Rising crime is a key election issue.

Column 2

She was unaware that she had committed a crime.

It took police eight years to solve the crime.

2 Elicit that Column 1 shows examples of crime as an uncountable noun and Column 2 shows examples of crime as a countable noun.
3 Get students to use TextSearch to find examples for crime (see above).
4

As they find the examples, students paste them into a table according to whether the example is countable or uncountable.
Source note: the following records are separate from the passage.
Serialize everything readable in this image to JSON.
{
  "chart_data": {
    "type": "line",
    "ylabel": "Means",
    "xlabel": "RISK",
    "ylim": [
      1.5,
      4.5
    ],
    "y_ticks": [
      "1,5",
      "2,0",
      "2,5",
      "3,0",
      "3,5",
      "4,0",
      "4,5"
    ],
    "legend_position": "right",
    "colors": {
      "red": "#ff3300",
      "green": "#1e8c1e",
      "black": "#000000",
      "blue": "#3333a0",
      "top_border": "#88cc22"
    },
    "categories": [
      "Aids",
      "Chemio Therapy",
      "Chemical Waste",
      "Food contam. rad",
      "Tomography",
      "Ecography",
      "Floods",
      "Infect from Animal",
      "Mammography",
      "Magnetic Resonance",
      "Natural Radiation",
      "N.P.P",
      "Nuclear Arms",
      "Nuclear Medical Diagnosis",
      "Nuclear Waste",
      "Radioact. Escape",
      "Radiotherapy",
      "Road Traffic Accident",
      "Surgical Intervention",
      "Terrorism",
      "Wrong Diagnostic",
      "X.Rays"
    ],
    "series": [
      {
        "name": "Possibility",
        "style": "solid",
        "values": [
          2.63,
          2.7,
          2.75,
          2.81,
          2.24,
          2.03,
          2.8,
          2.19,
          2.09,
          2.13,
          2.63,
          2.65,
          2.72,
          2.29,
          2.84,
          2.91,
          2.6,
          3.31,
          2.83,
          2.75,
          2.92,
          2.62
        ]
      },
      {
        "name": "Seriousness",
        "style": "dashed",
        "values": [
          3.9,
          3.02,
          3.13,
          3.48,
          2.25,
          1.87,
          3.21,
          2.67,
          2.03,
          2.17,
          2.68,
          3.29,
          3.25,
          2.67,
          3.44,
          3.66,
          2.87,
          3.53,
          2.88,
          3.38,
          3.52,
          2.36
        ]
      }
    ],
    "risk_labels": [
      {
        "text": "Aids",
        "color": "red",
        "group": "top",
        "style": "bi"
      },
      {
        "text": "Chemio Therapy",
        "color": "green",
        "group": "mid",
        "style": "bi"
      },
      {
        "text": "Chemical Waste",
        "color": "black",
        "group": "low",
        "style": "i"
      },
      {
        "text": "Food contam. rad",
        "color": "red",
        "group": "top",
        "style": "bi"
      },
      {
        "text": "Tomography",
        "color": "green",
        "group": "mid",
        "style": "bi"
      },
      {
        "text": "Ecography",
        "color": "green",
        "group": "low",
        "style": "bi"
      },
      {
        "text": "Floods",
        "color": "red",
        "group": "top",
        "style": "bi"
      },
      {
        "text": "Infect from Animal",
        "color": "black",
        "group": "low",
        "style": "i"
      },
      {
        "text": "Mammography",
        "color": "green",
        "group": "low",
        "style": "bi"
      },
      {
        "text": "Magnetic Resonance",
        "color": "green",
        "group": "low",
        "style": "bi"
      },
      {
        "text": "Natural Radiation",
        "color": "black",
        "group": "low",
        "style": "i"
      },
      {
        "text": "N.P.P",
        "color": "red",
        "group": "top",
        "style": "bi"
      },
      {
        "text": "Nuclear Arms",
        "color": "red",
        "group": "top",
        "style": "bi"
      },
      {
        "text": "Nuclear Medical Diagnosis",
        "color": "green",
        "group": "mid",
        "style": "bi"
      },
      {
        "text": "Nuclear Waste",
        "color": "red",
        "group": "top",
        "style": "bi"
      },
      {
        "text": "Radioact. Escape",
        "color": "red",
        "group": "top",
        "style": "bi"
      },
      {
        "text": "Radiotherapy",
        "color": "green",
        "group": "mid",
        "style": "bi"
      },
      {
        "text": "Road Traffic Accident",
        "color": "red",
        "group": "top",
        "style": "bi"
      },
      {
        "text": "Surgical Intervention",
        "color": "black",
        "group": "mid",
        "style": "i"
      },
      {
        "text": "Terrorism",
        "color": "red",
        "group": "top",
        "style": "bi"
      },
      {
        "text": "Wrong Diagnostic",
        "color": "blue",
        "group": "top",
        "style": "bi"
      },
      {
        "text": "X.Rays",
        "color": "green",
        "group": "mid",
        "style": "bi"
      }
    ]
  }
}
It doesn't matter that some of the patterns and collocates are repeated as this will reinforce how the word is used.

Tip

You might want to give a pre-prepared list of examples depending on the level of your students.

5

Next get the students to subdivide the examples into the following categories and add them in the correct part of this table:
  1
verbs associated with crime
  2 adjectives associated with crime
  3 nouns associated with crime

6 Students should highlight the relevant word or phrase in a different colour.
7 Once this is complete you can use the table as a basis for discussing similarities and differences between collocates of crime as a countable noun and uncountable noun, any patterns that emerge and word order issues.

Tip

Use TextSearch in the same way to find example sentences for other words. Students can try and identify grammar patterns as well as collocation in the examples you extract from the dictionary e.g.:

Type cause* into the search box to find example sentences containing cause, causes, caused etc.
Do the collocates have a mostly positive or negative meaning?